What happened next gets a little lost in the shuffle. Bret claims he hit McMahon with an uppercut to the jaw, one so perfect that it lifted him off his feet, and that McMahon sprained an ankle when he fell. Footage in the Bret Hart: Wrestling With Shadows documentary shows a bruised McMahon staggering away from the talents’ dressing room and limping.
But Prichard says that Hart’s shot took McMahon in the eye, as evidenced by the swelling and discoloration seen after the altercation. As for McMahon’s ankle? Well, that was sort of a hilarious accident. In trying to help his boss up, Brisco clumsily stepped on McMahon’s leg and injured it.
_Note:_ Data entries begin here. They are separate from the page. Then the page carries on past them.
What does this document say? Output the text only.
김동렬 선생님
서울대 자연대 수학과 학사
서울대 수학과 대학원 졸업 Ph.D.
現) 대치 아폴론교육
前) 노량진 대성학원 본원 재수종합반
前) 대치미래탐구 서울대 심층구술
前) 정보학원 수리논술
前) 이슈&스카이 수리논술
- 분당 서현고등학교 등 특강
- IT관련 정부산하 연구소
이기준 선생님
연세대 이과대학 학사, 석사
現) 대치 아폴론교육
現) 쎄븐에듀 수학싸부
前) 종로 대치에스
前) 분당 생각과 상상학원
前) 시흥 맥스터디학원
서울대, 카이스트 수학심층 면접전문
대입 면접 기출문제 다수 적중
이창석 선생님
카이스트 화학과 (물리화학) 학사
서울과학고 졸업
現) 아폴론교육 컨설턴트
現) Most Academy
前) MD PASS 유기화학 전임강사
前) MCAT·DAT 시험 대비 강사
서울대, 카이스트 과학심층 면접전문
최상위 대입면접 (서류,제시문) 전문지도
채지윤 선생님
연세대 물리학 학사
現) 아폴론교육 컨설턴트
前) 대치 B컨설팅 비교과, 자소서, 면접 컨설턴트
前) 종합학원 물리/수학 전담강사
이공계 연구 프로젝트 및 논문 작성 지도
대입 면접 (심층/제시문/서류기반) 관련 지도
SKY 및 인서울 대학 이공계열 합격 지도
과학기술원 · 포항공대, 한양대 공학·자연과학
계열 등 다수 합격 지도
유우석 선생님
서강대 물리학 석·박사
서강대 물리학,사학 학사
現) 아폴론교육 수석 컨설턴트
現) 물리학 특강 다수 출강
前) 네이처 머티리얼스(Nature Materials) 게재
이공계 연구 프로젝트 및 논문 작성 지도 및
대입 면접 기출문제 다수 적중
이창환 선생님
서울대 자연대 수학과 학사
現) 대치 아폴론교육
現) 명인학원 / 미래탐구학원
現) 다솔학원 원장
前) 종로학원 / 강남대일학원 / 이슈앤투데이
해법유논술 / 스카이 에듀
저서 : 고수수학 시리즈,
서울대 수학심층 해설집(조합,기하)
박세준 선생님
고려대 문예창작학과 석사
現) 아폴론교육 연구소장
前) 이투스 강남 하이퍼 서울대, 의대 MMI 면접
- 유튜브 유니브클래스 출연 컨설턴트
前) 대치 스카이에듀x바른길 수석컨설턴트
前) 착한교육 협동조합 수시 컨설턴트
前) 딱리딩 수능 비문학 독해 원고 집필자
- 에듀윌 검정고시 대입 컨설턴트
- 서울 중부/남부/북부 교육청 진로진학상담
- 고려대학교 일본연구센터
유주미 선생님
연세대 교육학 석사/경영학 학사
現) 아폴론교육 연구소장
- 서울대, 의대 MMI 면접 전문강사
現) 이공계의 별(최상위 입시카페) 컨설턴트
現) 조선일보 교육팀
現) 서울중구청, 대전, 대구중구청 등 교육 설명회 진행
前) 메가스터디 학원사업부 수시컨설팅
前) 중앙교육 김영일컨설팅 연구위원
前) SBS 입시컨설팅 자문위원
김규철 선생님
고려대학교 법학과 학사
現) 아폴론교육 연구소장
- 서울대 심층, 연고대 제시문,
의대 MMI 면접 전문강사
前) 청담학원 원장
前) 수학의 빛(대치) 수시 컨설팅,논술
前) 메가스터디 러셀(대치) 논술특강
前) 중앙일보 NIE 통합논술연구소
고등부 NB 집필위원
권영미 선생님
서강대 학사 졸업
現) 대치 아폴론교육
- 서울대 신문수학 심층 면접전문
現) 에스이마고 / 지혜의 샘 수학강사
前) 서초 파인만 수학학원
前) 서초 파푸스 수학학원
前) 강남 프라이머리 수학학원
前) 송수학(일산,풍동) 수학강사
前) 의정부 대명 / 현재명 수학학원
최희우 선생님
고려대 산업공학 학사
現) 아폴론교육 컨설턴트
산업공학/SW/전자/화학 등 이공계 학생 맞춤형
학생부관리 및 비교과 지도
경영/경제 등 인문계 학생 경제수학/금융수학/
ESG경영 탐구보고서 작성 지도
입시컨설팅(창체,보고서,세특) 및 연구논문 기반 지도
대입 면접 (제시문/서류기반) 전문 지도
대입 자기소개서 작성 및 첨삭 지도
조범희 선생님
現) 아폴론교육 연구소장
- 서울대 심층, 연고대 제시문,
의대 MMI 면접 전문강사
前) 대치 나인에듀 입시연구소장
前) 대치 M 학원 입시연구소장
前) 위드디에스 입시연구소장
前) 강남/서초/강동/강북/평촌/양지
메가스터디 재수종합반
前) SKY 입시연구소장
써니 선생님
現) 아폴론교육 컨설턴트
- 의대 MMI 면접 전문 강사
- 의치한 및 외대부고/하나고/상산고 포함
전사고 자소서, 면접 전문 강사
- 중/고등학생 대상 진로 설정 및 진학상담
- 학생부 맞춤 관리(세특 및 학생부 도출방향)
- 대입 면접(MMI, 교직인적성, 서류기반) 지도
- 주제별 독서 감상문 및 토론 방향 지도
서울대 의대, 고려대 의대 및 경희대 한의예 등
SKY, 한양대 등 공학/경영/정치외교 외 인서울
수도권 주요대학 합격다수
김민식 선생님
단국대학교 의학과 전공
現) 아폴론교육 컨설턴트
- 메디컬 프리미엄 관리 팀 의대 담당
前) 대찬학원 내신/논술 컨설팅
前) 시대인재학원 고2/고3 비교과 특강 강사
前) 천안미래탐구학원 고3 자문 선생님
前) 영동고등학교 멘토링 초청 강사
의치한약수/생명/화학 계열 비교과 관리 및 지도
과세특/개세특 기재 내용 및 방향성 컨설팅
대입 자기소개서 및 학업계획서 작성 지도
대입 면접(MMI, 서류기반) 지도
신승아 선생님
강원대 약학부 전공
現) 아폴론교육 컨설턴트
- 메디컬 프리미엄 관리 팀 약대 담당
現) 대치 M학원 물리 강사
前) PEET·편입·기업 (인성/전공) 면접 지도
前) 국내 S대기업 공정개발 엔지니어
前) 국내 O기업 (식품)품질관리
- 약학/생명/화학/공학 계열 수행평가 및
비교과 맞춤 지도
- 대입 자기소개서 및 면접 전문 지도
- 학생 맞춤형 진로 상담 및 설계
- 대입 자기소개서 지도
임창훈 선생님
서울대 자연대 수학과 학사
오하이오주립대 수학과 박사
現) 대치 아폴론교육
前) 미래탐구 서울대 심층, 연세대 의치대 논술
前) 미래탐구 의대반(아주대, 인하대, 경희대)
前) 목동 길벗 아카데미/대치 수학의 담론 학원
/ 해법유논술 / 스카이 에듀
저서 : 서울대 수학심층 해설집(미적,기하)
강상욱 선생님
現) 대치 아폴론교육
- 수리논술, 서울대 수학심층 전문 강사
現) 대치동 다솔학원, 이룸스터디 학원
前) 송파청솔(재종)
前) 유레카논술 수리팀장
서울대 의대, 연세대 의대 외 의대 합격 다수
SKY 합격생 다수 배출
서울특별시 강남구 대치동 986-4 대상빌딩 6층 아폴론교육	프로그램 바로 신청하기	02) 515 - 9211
Bret Hart went to WCW, where he was criminally under-utilized. He never seemed at home in the WCW environment, and for their part, the booking committee there never really seemed to know how to position him. His in-ring career ended after a mule kick from Goldberg, who carelessly drove his blow home as hard as he could, during a match at Starrcade in 1999. Hart’s post-concussion syndrome following the Goldberg match would eventually cause his contract to be terminated by WCW.
As for McMahon and the WWE, things began to take off. Already popular, Stone Cold Steve Austin began his run against the heel Mr. McMahon character, and the Attitude Era was off and running, drawing huge crowds and record-breaking box office money for several years in the late 90s and early 2000s.
Hart and McMahon would eventually reconcile after the Hitman suffered a stroke in 2002 when he struck a pothole while riding his bicycle. Hart flew over the handlebars of his bike and struck his head. The stroke paralyzed the left side of his body, requiring months of physical therapy to regain mobility and function. During that time, McMahon called Hart, and the two were able to make amends.
Michaels and Hart publicly made amends on WWE TV as well, even going so far as to film a sit-down interview segment with Jim Ross.
Bret Hart was inducted into the WWE Hall of Fame in 2006.